For Salmonella typhi, multiple drug resistance is common in strains originating in the Indian subcontinent and south-east Asia often associated many with low susceptibility to ciprofloxacin.

A study published in 2005 showed that in Turkey, MDR was particularly high among Salmonella Typhimurium isolates (76.7%), and resistance or decreased susceptibility to ciprofloxacin was seen in Salmonella Paratyphi B, Salmonella Typhimurium and Salmonella Enteritidis strains.

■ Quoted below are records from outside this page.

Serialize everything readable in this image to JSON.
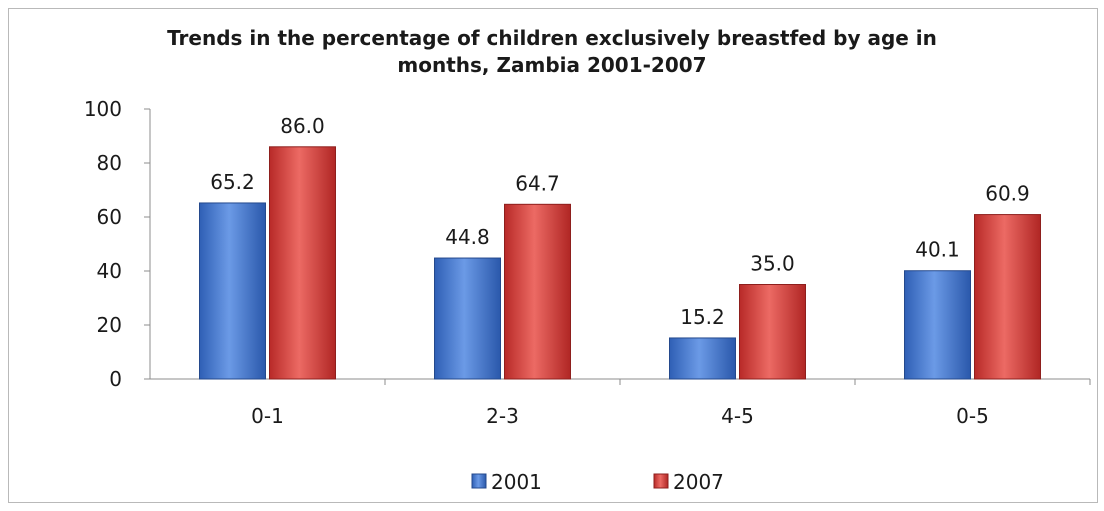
{
  "chart_data": {
    "type": "bar",
    "title_lines": [
      "Trends in the percentage of children exclusively breastfed by age in",
      "months, Zambia 2001-2007"
    ],
    "xlabel": "",
    "ylabel": "",
    "categories": [
      "0-1",
      "2-3",
      "4-5",
      "0-5"
    ],
    "series": [
      {
        "name": "2001",
        "values": [
          65.2,
          44.8,
          15.2,
          40.1
        ],
        "color": "#4a7bd0",
        "labels": [
          "65.2",
          "44.8",
          "15.2",
          "40.1"
        ]
      },
      {
        "name": "2007",
        "values": [
          86.0,
          64.7,
          35.0,
          60.9
        ],
        "color": "#d8403c",
        "labels": [
          "86.0",
          "64.7",
          "35.0",
          "60.9"
        ]
      }
    ],
    "ylim": [
      0,
      100
    ],
    "yticks": [
      0,
      20,
      40,
      60,
      80,
      100
    ],
    "grid": false,
    "legend_position": "bottom"
  }
}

In 2000 in a study of 27 000 cases of human salmonellosis in 10 European countries showed 40% of isolates were resistant to at least one antimicrobial, with 18% multiresistant. Resistance to ampicillin, streptomycin, sulphonamides and tetracyclines was common. In England and Wales multiple resistance was also prevalent in S. Virchow and S. Hadar

In 1998 a well known US study showed that Salmonella typhimurium with five-drug pattern of resistance increased from 0.6 percent in 1979–1980 to 34 percent in 1996. leading them to conclude . Multidrug-resistant typhimurium DT104 has become a widespread pathogen in the United States. More recent figures do not seem to be available but Danish studies show a an elevated mortality from patients with DT104 strains - 4.8 times more likely to die than the general Danish population, compared with 2.3 patients with non drug resistant strains.